Mariage annulé : retour vers le futur
Scène imaginaire à la sortie d’un tribunal de localisation non spécifiée. Un journaliste plus zêlé que les autres parvient à approcher les deux protagonistes de l’affaire, Monsieur X et Madame Y.
Le journaliste – Monsieur X et Madame Y, vous sortez à l’instant du tribunal car le Ministère Public a fait appel, il y a de cela quelques semaines, du jugement rendu le en avril dernier, jugement qui confirmait l’annulation du mariage que vous aviez demandée quelques mois plus tôt. Comment vous sentez-vous ?
Monsieur X – Franchement ? Pas très bien. Je n’imaginais pas que cette histoire provoquerait un tel remous médiatique et que ça aurait pour conséquence que le parquet fasse appel.
Madame Y – D’ailleurs tout était normal pendant deux mois, avant que cette affaire ne soit reprise par les médias fin mai ! Est-ce que les gens qui se permettent de donner leur avis sur notre “affaire” aimeraient qu’on commente leurs histoires de couple de la sorte, d’après vous ?
J – C’est très compréhensible.

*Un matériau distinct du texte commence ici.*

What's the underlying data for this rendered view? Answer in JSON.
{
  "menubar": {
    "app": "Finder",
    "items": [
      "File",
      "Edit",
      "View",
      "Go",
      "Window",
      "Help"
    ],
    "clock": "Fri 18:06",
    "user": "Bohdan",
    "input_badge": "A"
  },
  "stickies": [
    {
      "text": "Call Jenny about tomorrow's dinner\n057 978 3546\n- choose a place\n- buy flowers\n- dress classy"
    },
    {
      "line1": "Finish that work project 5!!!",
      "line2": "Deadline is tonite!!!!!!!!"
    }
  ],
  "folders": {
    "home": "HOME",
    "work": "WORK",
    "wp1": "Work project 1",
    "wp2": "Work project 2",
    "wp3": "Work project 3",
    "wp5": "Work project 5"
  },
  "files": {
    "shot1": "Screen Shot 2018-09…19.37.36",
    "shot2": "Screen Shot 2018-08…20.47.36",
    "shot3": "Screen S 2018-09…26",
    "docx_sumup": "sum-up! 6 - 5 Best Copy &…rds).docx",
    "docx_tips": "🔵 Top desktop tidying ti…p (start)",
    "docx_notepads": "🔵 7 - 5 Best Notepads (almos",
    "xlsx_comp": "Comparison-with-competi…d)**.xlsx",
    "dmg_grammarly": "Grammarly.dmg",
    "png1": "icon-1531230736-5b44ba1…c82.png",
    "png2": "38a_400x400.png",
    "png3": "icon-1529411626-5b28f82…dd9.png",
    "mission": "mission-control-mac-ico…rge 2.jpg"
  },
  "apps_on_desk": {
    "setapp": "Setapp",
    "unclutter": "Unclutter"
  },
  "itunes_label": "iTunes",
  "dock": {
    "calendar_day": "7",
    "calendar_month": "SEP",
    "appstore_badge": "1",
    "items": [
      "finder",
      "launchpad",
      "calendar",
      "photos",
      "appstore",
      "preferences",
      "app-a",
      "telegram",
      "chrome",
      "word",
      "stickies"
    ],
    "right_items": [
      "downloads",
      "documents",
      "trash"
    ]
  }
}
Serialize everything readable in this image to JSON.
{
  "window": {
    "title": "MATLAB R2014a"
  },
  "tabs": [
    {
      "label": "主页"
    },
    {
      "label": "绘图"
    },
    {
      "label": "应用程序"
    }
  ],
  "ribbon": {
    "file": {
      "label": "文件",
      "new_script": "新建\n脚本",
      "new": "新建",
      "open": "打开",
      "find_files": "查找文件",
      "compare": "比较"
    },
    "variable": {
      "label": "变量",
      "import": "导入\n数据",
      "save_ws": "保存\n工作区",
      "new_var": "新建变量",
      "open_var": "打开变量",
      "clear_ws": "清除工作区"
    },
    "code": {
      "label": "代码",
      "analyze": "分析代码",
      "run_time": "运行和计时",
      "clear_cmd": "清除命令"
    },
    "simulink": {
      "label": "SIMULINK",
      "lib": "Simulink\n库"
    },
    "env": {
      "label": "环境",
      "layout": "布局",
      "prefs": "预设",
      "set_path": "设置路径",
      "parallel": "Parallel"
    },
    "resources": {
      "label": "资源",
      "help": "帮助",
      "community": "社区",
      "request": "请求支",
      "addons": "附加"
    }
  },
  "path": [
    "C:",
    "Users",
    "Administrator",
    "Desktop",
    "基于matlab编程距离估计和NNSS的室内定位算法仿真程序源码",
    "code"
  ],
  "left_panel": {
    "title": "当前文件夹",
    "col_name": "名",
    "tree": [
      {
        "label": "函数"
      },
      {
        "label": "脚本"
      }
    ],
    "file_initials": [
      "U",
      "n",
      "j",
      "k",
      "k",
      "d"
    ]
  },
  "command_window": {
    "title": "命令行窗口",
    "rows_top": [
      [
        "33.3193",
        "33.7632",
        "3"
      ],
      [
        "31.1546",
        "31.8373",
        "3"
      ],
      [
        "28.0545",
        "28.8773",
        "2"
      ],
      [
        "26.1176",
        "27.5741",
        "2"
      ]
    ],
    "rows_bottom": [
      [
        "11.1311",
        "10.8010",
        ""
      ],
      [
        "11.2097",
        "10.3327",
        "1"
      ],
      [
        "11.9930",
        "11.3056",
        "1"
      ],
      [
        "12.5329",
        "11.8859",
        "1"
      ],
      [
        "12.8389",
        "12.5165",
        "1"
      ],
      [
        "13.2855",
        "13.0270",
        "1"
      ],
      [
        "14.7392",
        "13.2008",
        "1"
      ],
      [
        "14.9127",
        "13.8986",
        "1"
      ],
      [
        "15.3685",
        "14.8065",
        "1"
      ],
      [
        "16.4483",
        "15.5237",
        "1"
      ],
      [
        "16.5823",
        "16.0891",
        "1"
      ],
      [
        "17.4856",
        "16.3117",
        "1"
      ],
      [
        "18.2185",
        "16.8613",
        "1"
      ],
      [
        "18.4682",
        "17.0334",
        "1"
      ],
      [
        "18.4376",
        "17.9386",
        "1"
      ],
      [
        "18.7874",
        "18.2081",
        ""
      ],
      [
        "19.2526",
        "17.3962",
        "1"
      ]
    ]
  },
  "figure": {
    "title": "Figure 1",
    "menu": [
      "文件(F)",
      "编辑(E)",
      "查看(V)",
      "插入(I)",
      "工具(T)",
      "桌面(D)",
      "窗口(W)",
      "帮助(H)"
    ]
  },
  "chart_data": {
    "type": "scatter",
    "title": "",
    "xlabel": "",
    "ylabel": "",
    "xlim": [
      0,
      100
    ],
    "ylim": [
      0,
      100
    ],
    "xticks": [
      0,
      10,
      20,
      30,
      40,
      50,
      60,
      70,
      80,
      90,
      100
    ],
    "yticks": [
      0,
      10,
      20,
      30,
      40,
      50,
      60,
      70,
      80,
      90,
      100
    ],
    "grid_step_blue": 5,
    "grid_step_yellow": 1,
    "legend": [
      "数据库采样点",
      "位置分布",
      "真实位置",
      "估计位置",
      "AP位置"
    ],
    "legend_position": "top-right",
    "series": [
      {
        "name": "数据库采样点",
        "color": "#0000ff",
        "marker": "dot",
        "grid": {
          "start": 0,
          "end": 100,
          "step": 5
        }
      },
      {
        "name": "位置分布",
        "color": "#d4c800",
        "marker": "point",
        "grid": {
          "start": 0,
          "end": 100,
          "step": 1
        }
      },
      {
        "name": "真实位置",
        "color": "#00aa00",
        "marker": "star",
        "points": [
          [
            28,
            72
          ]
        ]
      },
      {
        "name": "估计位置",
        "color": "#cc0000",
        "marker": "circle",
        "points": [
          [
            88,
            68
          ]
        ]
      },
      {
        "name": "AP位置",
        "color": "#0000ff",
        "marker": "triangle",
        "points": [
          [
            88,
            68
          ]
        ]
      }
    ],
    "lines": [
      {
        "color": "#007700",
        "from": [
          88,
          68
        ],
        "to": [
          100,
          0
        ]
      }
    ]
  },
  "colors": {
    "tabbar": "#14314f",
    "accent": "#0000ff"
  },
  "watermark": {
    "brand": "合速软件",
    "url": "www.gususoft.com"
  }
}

Mais votre histoire a lancé un débat de société sur le rôle de la virginité et du mensonge dans le mariage, ce qui est tout de même un sujet important !
X – Peut-être, mais je ne vois pas pourquoi ce débat continue de se baser sur notre cas.
J – Mais parce que c’est justement le fond de votre affaire ! Vous avez bel et bien souhaité annuler le mariage car votre épouse vous avait menti à propos de sa virginité, non ?
Y – C’est exact, mais vous semblez oublier que cette annulation a été demandée de façon conjointe. Ce n’est pas parce que le tribunal appelait mon époux “le demandeur” et moi “la défenderesse” que nous étions l’un contre l’autre ! Nous avions des discussions très sérieuses à propos de cette histoire et il était hors de question pour moi de refuser la demande de mon mari.
J – J’entends bien votre argument, mais dans ce cas, comment expliquez-vous l’arrêt de la cour d’appel de rendre un avis différent du tribunal de grande instance ?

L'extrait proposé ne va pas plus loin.